Abdullah Al Saadi: Wander Archivist

Abdullah Al Saadi: Wander Archivist
Portrait of ABDULLAH AL SAADI. Photo by Danko Stjepanovic.

The road to Abdullah Al Saadi’s studio winds through the rugged foothills of the Hajar Mountains, where the UAE's eastern coast meets the Gulf of Oman. The drive from Dubai to Khor Fakkan, where Al Saadi lives and works, is a passage through space and time. One moment, the car passes by surreal, futuristic property developments; the next, the landscape shifts into something timeless, spare, and unyielding. I accompanied Sheikha Hoor Al-Qasimi, the visionary curator and president of the Sharjah Art Foundation, and Bruce Johnson McLean, the Fondation Cartier pour l’art contemporain First Nations Curatorial Fellow. Both of them came to discuss Al Saadi’s project for the 25th Biennale of Sydney, which Al-Qasimi is leading as artistic director, with McLean as part of her curatorial team. 

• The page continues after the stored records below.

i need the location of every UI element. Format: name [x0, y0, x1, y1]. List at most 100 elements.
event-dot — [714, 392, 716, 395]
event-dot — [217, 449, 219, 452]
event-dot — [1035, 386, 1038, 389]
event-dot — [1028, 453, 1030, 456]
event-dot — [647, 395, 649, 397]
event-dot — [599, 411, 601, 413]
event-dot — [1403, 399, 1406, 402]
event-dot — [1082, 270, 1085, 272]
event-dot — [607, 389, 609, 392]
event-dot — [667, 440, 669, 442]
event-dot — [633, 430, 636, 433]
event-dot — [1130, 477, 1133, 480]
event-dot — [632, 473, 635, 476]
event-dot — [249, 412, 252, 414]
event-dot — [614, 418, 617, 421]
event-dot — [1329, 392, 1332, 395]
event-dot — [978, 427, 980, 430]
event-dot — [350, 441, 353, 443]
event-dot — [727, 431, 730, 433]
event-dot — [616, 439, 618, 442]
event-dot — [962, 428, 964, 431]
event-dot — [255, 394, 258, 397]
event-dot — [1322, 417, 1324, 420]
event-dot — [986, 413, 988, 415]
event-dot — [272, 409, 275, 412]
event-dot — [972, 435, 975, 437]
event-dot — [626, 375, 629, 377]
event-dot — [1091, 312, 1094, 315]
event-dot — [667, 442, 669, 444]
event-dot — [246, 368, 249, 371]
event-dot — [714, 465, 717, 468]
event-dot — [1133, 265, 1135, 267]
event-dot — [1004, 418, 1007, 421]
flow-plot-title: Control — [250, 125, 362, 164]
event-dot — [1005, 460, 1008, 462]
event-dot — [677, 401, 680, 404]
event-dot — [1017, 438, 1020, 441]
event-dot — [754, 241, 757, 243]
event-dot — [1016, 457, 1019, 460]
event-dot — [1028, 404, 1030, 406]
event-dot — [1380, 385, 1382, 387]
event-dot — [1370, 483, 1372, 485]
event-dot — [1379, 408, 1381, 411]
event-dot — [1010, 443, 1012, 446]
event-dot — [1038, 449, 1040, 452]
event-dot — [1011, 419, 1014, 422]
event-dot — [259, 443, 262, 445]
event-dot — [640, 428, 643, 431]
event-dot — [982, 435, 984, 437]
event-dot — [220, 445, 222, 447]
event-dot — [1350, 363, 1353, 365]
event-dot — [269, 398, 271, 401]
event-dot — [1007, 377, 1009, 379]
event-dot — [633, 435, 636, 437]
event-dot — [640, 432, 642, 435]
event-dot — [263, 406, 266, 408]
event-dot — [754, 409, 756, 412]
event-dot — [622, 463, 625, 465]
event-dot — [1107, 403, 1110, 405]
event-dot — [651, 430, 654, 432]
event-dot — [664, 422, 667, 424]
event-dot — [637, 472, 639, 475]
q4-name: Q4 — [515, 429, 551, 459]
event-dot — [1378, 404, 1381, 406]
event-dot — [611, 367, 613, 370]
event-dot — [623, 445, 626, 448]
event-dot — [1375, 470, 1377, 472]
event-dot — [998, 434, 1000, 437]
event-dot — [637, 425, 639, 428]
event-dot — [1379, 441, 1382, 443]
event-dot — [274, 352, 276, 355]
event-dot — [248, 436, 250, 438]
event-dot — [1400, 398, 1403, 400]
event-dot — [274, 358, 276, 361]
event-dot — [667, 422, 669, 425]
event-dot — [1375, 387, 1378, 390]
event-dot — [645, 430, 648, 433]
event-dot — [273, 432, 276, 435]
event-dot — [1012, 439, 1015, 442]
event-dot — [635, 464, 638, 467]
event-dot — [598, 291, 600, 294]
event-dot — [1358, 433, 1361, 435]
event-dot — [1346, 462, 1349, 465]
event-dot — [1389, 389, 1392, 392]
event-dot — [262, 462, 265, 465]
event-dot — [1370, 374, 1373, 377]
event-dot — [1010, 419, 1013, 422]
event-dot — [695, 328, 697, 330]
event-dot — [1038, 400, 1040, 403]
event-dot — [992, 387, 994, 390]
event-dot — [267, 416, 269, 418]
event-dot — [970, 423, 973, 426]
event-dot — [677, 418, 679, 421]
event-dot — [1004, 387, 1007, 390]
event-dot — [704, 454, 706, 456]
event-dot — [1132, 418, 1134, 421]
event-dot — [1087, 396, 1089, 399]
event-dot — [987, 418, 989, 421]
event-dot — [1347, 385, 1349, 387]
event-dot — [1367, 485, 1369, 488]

View of ABDULLAH AL SAADI’s studio.

Al Saadi, now in his late 50s, greeted us at the gate of the compound, just off an unmarked stretch of the mountainous highway, with the unhurried poise of someone who has spent a lifetime attuned to the rhythms of solitude. Born and raised in Khor Fakkan in 1967, he is a key figure of “The Five” conceptual artists who shaped the UAE’s contemporary art scene in the 1980s and ‘90s. He led us down a stone path to his studio, which he built himself adjacent to his childhood home. This is no sterile, industrial white cube, but a modest structure that feels like a personal museum of the ephemeral, where the boundaries between life, memory, and art dissolve. As we stepped inside, the air carried the scent of earth and history. It is a repository—every square inch is occupied by artifacts: stacked metal chests painted in vibrant hues, scrolls unfurling like ancient maps, stones engraved with cryptic symbols, and wooden bookshelves warping under the weight of accumulated knowledge.